The more people contemplate the deficit issues, the more bearish some react. As we know, the third calendar quarter was ugly in terms of performance; and as time passed, market participants became increasingly bearish. One example of these bearish actions is that the short interest ratio rose almost 44%, from 2.92 days to 4.2 days for NASDAQ stocks in just 15 days to September 15th. Over the same period, the short interest ratio of the supposedly higher quality stocks on the NYSE rose to 3.7 days from 3.2 days, a gain of 16%. (This measure is of the number of days volume of transactions that would be needed to cover all of the existing short positions. While the increase in shares sold short is an immediate bearish sign, keep in mind that when the market starts to move up many of these positions have to cover to avoid losses.) One of my personal concerns about the growth in the use of Exchange Traded Funds (ETFs) is their growing short positions. The two largest short positions on the NYSE are two ETFs, as a matter of fact, of the 40 largest short positions, ten are ETFs.

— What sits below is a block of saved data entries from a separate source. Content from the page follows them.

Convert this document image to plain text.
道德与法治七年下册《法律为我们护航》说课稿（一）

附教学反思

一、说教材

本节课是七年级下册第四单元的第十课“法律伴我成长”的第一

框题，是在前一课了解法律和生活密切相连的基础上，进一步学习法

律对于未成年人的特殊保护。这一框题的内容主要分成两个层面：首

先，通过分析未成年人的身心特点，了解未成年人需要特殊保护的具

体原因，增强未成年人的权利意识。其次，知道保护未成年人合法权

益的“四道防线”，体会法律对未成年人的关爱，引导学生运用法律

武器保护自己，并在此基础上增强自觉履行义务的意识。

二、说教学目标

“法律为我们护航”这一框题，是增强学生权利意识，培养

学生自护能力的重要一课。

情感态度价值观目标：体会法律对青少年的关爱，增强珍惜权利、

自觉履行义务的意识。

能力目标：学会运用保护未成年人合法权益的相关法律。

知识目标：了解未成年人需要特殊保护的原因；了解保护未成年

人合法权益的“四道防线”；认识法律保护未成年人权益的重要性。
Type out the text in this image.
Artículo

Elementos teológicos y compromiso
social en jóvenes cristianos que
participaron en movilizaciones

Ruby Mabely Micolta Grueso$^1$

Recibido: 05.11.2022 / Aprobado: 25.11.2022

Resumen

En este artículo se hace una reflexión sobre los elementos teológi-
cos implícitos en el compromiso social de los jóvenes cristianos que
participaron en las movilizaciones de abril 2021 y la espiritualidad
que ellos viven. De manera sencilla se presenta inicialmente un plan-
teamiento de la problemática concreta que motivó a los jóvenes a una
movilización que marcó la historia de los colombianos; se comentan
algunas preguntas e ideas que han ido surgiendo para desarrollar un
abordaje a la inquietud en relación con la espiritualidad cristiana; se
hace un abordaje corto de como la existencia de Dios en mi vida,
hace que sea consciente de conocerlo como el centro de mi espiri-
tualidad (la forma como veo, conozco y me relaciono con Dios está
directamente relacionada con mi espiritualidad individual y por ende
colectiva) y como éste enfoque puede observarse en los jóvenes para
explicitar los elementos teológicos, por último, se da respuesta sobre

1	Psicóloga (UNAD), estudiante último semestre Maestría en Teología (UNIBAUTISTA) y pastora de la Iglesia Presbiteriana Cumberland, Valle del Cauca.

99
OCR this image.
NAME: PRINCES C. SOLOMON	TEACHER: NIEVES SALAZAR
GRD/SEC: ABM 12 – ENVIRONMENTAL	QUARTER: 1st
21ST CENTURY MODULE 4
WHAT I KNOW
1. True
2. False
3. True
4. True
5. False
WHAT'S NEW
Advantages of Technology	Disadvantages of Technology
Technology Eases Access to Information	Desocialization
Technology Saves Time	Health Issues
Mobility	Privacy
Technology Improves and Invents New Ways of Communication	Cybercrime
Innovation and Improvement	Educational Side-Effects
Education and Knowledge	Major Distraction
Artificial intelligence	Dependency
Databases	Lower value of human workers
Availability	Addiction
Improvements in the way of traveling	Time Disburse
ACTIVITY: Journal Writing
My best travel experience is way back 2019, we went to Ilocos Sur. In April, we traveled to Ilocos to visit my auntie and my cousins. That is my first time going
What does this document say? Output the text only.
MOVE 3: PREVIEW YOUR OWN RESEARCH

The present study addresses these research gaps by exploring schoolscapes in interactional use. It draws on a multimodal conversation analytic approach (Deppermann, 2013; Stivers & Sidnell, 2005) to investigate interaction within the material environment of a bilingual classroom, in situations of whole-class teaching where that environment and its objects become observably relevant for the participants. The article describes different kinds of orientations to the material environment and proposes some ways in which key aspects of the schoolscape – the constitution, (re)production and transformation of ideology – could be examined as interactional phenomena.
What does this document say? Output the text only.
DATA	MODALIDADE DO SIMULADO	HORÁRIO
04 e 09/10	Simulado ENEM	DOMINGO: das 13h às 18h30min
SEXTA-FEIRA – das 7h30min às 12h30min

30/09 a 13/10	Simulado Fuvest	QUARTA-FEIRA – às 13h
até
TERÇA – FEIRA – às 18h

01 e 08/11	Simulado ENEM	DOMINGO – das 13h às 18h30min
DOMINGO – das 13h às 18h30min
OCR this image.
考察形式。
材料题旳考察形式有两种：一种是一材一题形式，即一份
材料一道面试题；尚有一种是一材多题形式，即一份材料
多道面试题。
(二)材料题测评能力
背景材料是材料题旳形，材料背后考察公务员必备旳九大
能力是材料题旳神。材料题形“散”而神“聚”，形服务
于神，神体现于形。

Many of the investment managers that I saw in London use European based ETFs. (Not of minor importance is that apparently the UBS trading fraud was conducted in ETFs, which were meant to be hedged.) I do not believe that there is equivalent public data on European ETFs short positions, but considering there is a smaller retail market in Europe, my guess is some of the short positions could be larger than their equivalent US ETFs.

Is there any good news?

Yes, there are three positive elements that could be of some help. First, the chart pattern on the Dow Jones Industrial Average is displaying something of a bottoming since the August decline. (However, there is not as helpful a sign in the transportation average; this could have some bearing on the Warren Buffett discussion below.) The second positive note is that the Barron’s Confidence Index, comparing high grade bonds with intermediate grade bonds, rose 2.4 points last week to a 70.3 level; most of the time this index moves less than 1.0 point per week. Often when the index moves up it is good for stocks, for it shows that investors are willing to take on more risk (intermediate quality bonds). The third somewhat misplaced positive, in my opinion, is the bullish reaction to Warren Buffett’s decision to buy back Berkshire Hathaway stock. I believe one of the best things about Mr. Buffett is that he corrects some of his mistakes. For many years, he has only bought companies for cash and has not used stock for acquisitions. Because of the large size of the acquisition of Burlington Northern, he had to use stock to supplement his cash to buy the railroad. (I believe despite the uncertain price pattern for the transportation average, over time this will prove to be a very successful investment.) What he is really doing now is buying back at a lower price than what was used for the acquisition, and in effect turning the purchase into close to an all-cash deal after the fact. With the buyback, I believe, he is not making a market call. Buffett and/or his new investment manager is probably buying some “cheap” stock also.

Investment Posture

As indicated, deficit solutions will be a long time coming and there is increasing speculation on the downside; nevertheless I believe that one should view the current market and periodic dips as opportunities to add to sound investments. The next 100% move will be on the upside, even if it takes a long time.